"They are good at surviving because they are on the road and they are still alive."
Craig DeLouie's novel The Infection pulls an interesting switch about what the menace is. This changes it from the standard apocalyptic horror story. What starts like a by the numbers zombie outbreak story turns into something far better.
The story is told through character viewpoints, featuring flashback and present-tense points of view. The collection of individuals brought together by the mysterious, strong willed Anne is a ragtag bunch including soldiers, a police officer, a priest, a high school student and a teacher.
The soldiers all answer to Sarge, a veteran of Afghanistan. Sarge and Anne seem to operate as equals at the start. As the perspective shifts, there is no single hero of the book. All the characters are equal participants in the story.
The flashback tool is effective here for giving insight into who our characters were before and during the outbreak. Each faced the normal challenges of day to day life, now brought into harsh focus as they struggle to stay alive.
As we move with survivors in search of a safe place, they encounter stranger threats than just infected humans. The fear level ratchets up a notch.

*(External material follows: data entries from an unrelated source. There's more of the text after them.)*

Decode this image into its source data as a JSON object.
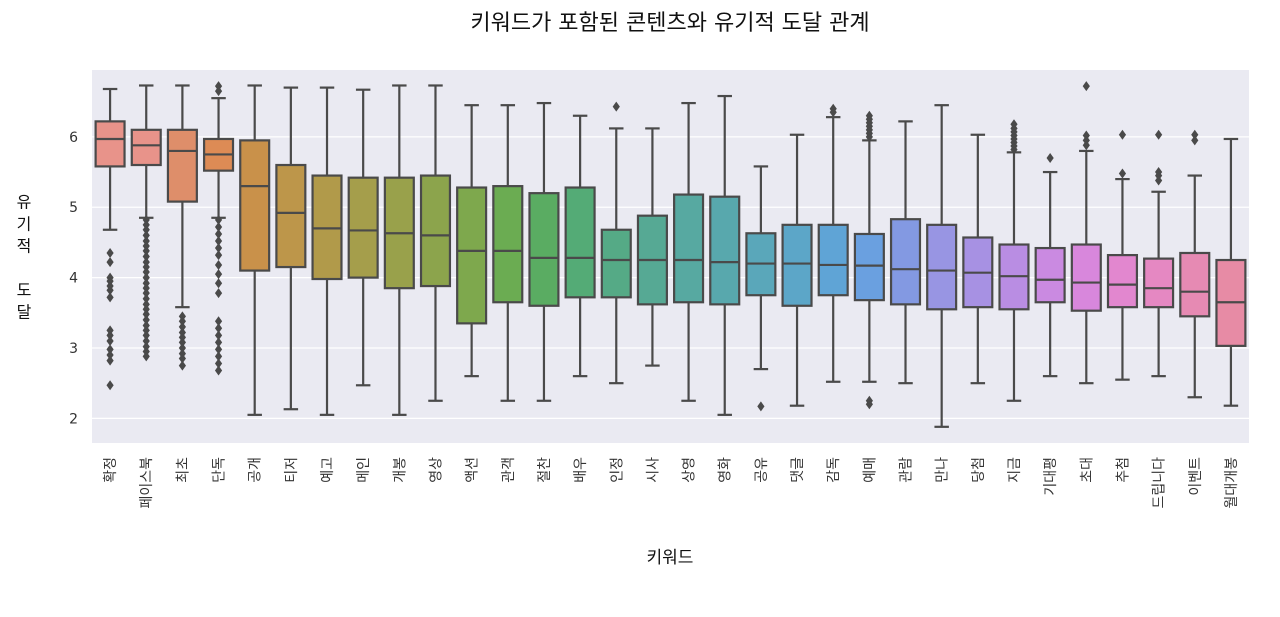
{
  "chart_data": {
    "type": "box",
    "title": "키워드가 포함된 콘텐츠와 유기적 도달 관계",
    "xlabel": "키워드",
    "ylabel": "유기적 도달",
    "ylim": [
      1.65,
      6.95
    ],
    "yticks": [
      2,
      3,
      4,
      5,
      6
    ],
    "grid": true,
    "categories": [
      "확정",
      "페이스북",
      "최초",
      "단독",
      "공개",
      "티저",
      "예고",
      "메인",
      "개봉",
      "영상",
      "액션",
      "관객",
      "절찬",
      "배우",
      "인정",
      "시사",
      "상영",
      "영화",
      "공유",
      "댓글",
      "감독",
      "예매",
      "관람",
      "만나",
      "당첨",
      "지금",
      "기대평",
      "초대",
      "추첨",
      "드립니다",
      "이벤트",
      "월대개봉"
    ],
    "boxes": [
      {
        "q1": 5.58,
        "median": 5.97,
        "q3": 6.22,
        "whislo": 4.68,
        "whishi": 6.68,
        "fliers": [
          4.35,
          4.22,
          4.0,
          3.95,
          3.88,
          3.82,
          3.72,
          3.25,
          3.18,
          3.1,
          2.98,
          2.9,
          2.82,
          2.47
        ],
        "color": "#e8938a"
      },
      {
        "q1": 5.6,
        "median": 5.88,
        "q3": 6.1,
        "whislo": 4.85,
        "whishi": 6.73,
        "fliers": [
          4.82,
          4.75,
          4.68,
          4.6,
          4.52,
          4.45,
          4.38,
          4.3,
          4.22,
          4.15,
          4.08,
          4.0,
          3.92,
          3.85,
          3.78,
          3.7,
          3.62,
          3.55,
          3.48,
          3.4,
          3.32,
          3.25,
          3.18,
          3.1,
          3.02,
          2.95,
          2.88
        ],
        "color": "#e8938a"
      },
      {
        "q1": 5.08,
        "median": 5.8,
        "q3": 6.1,
        "whislo": 3.58,
        "whishi": 6.73,
        "fliers": [
          3.45,
          3.38,
          3.3,
          3.22,
          3.15,
          3.08,
          3.0,
          2.92,
          2.85,
          2.75
        ],
        "color": "#de8e6a"
      },
      {
        "q1": 5.52,
        "median": 5.75,
        "q3": 5.97,
        "whislo": 4.85,
        "whishi": 6.55,
        "fliers": [
          6.72,
          6.65,
          4.82,
          4.72,
          4.62,
          4.52,
          4.42,
          4.32,
          4.18,
          4.05,
          3.92,
          3.78,
          3.38,
          3.28,
          3.18,
          3.08,
          2.98,
          2.88,
          2.78,
          2.68
        ],
        "color": "#dd8b55"
      },
      {
        "q1": 4.1,
        "median": 5.3,
        "q3": 5.95,
        "whislo": 2.05,
        "whishi": 6.73,
        "fliers": [],
        "color": "#c9914a"
      },
      {
        "q1": 4.15,
        "median": 4.92,
        "q3": 5.6,
        "whislo": 2.13,
        "whishi": 6.7,
        "fliers": [],
        "color": "#bd964a"
      },
      {
        "q1": 3.98,
        "median": 4.7,
        "q3": 5.45,
        "whislo": 2.05,
        "whishi": 6.7,
        "fliers": [],
        "color": "#b19a4a"
      },
      {
        "q1": 4.0,
        "median": 4.67,
        "q3": 5.42,
        "whislo": 2.47,
        "whishi": 6.67,
        "fliers": [],
        "color": "#a59e4b"
      },
      {
        "q1": 3.85,
        "median": 4.63,
        "q3": 5.42,
        "whislo": 2.05,
        "whishi": 6.73,
        "fliers": [],
        "color": "#99a14b"
      },
      {
        "q1": 3.88,
        "median": 4.6,
        "q3": 5.45,
        "whislo": 2.25,
        "whishi": 6.73,
        "fliers": [],
        "color": "#8ca44c"
      },
      {
        "q1": 3.35,
        "median": 4.38,
        "q3": 5.28,
        "whislo": 2.6,
        "whishi": 6.45,
        "fliers": [],
        "color": "#7ea84d"
      },
      {
        "q1": 3.65,
        "median": 4.38,
        "q3": 5.3,
        "whislo": 2.25,
        "whishi": 6.45,
        "fliers": [],
        "color": "#6bac52"
      },
      {
        "q1": 3.6,
        "median": 4.28,
        "q3": 5.2,
        "whislo": 2.25,
        "whishi": 6.48,
        "fliers": [],
        "color": "#5aac62"
      },
      {
        "q1": 3.72,
        "median": 4.28,
        "q3": 5.28,
        "whislo": 2.6,
        "whishi": 6.3,
        "fliers": [],
        "color": "#54ab76"
      },
      {
        "q1": 3.72,
        "median": 4.25,
        "q3": 4.68,
        "whislo": 2.5,
        "whishi": 6.12,
        "fliers": [
          6.43
        ],
        "color": "#55aa86"
      },
      {
        "q1": 3.62,
        "median": 4.25,
        "q3": 4.88,
        "whislo": 2.75,
        "whishi": 6.12,
        "fliers": [],
        "color": "#56a994"
      },
      {
        "q1": 3.65,
        "median": 4.25,
        "q3": 5.18,
        "whislo": 2.25,
        "whishi": 6.48,
        "fliers": [],
        "color": "#57a9a1"
      },
      {
        "q1": 3.62,
        "median": 4.22,
        "q3": 5.15,
        "whislo": 2.05,
        "whishi": 6.58,
        "fliers": [],
        "color": "#58a8ad"
      },
      {
        "q1": 3.75,
        "median": 4.2,
        "q3": 4.63,
        "whislo": 2.7,
        "whishi": 5.58,
        "fliers": [
          2.17
        ],
        "color": "#5aa7ba"
      },
      {
        "q1": 3.6,
        "median": 4.2,
        "q3": 4.75,
        "whislo": 2.18,
        "whishi": 6.03,
        "fliers": [],
        "color": "#5ca6c8"
      },
      {
        "q1": 3.75,
        "median": 4.18,
        "q3": 4.75,
        "whislo": 2.52,
        "whishi": 6.28,
        "fliers": [
          6.35,
          6.4
        ],
        "color": "#5fa4d6"
      },
      {
        "q1": 3.68,
        "median": 4.17,
        "q3": 4.62,
        "whislo": 2.52,
        "whishi": 5.95,
        "fliers": [
          2.2,
          2.25,
          6.0,
          6.05,
          6.1,
          6.15,
          6.2,
          6.25,
          6.3
        ],
        "color": "#6aa0e0"
      },
      {
        "q1": 3.62,
        "median": 4.12,
        "q3": 4.83,
        "whislo": 2.5,
        "whishi": 6.22,
        "fliers": [],
        "color": "#8399e2"
      },
      {
        "q1": 3.55,
        "median": 4.1,
        "q3": 4.75,
        "whislo": 1.88,
        "whishi": 6.45,
        "fliers": [],
        "color": "#9895e3"
      },
      {
        "q1": 3.58,
        "median": 4.07,
        "q3": 4.57,
        "whislo": 2.5,
        "whishi": 6.03,
        "fliers": [],
        "color": "#a791e3"
      },
      {
        "q1": 3.55,
        "median": 4.02,
        "q3": 4.47,
        "whislo": 2.25,
        "whishi": 5.78,
        "fliers": [
          5.82,
          5.87,
          5.92,
          5.97,
          6.02,
          6.07,
          6.12,
          6.18
        ],
        "color": "#b98de3"
      },
      {
        "q1": 3.65,
        "median": 3.97,
        "q3": 4.42,
        "whislo": 2.6,
        "whishi": 5.5,
        "fliers": [
          5.7
        ],
        "color": "#ca8ae1"
      },
      {
        "q1": 3.53,
        "median": 3.93,
        "q3": 4.47,
        "whislo": 2.5,
        "whishi": 5.8,
        "fliers": [
          5.88,
          5.95,
          6.02,
          6.72
        ],
        "color": "#d887dc"
      },
      {
        "q1": 3.58,
        "median": 3.9,
        "q3": 4.32,
        "whislo": 2.55,
        "whishi": 5.4,
        "fliers": [
          5.48,
          6.03
        ],
        "color": "#e287cf"
      },
      {
        "q1": 3.58,
        "median": 3.85,
        "q3": 4.27,
        "whislo": 2.6,
        "whishi": 5.22,
        "fliers": [
          5.38,
          5.45,
          5.5,
          6.03
        ],
        "color": "#e588c2"
      },
      {
        "q1": 3.45,
        "median": 3.8,
        "q3": 4.35,
        "whislo": 2.3,
        "whishi": 5.45,
        "fliers": [
          5.95,
          6.03
        ],
        "color": "#e68ab3"
      },
      {
        "q1": 3.03,
        "median": 3.65,
        "q3": 4.25,
        "whislo": 2.18,
        "whishi": 5.97,
        "fliers": [],
        "color": "#e78ba5"
      }
    ],
    "colors": {
      "plot_bg": "#eaeaf2",
      "grid": "#ffffff",
      "box_edge": "#4a4a4a"
    }
  }
}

Other survivors prove less than helpful and we see that our group has a collection of complimentary talents that make them a deadly bunch in this world. These new skills come with physical and emotional tolls and it shows. By the end of the book we see the characters move on from who they were and fully engage in who they've become to survive.
The Infection is a good read. Craig DiLouie raises the action and strangeness up by levels over the course of the book, in convincing strongly written prose. He goes from moments of stillness and calm to breakneck madness at the drop of a hat and no character feels safe or invulnerable. There is some talk of a sequel to this book. If so, I look forward to it.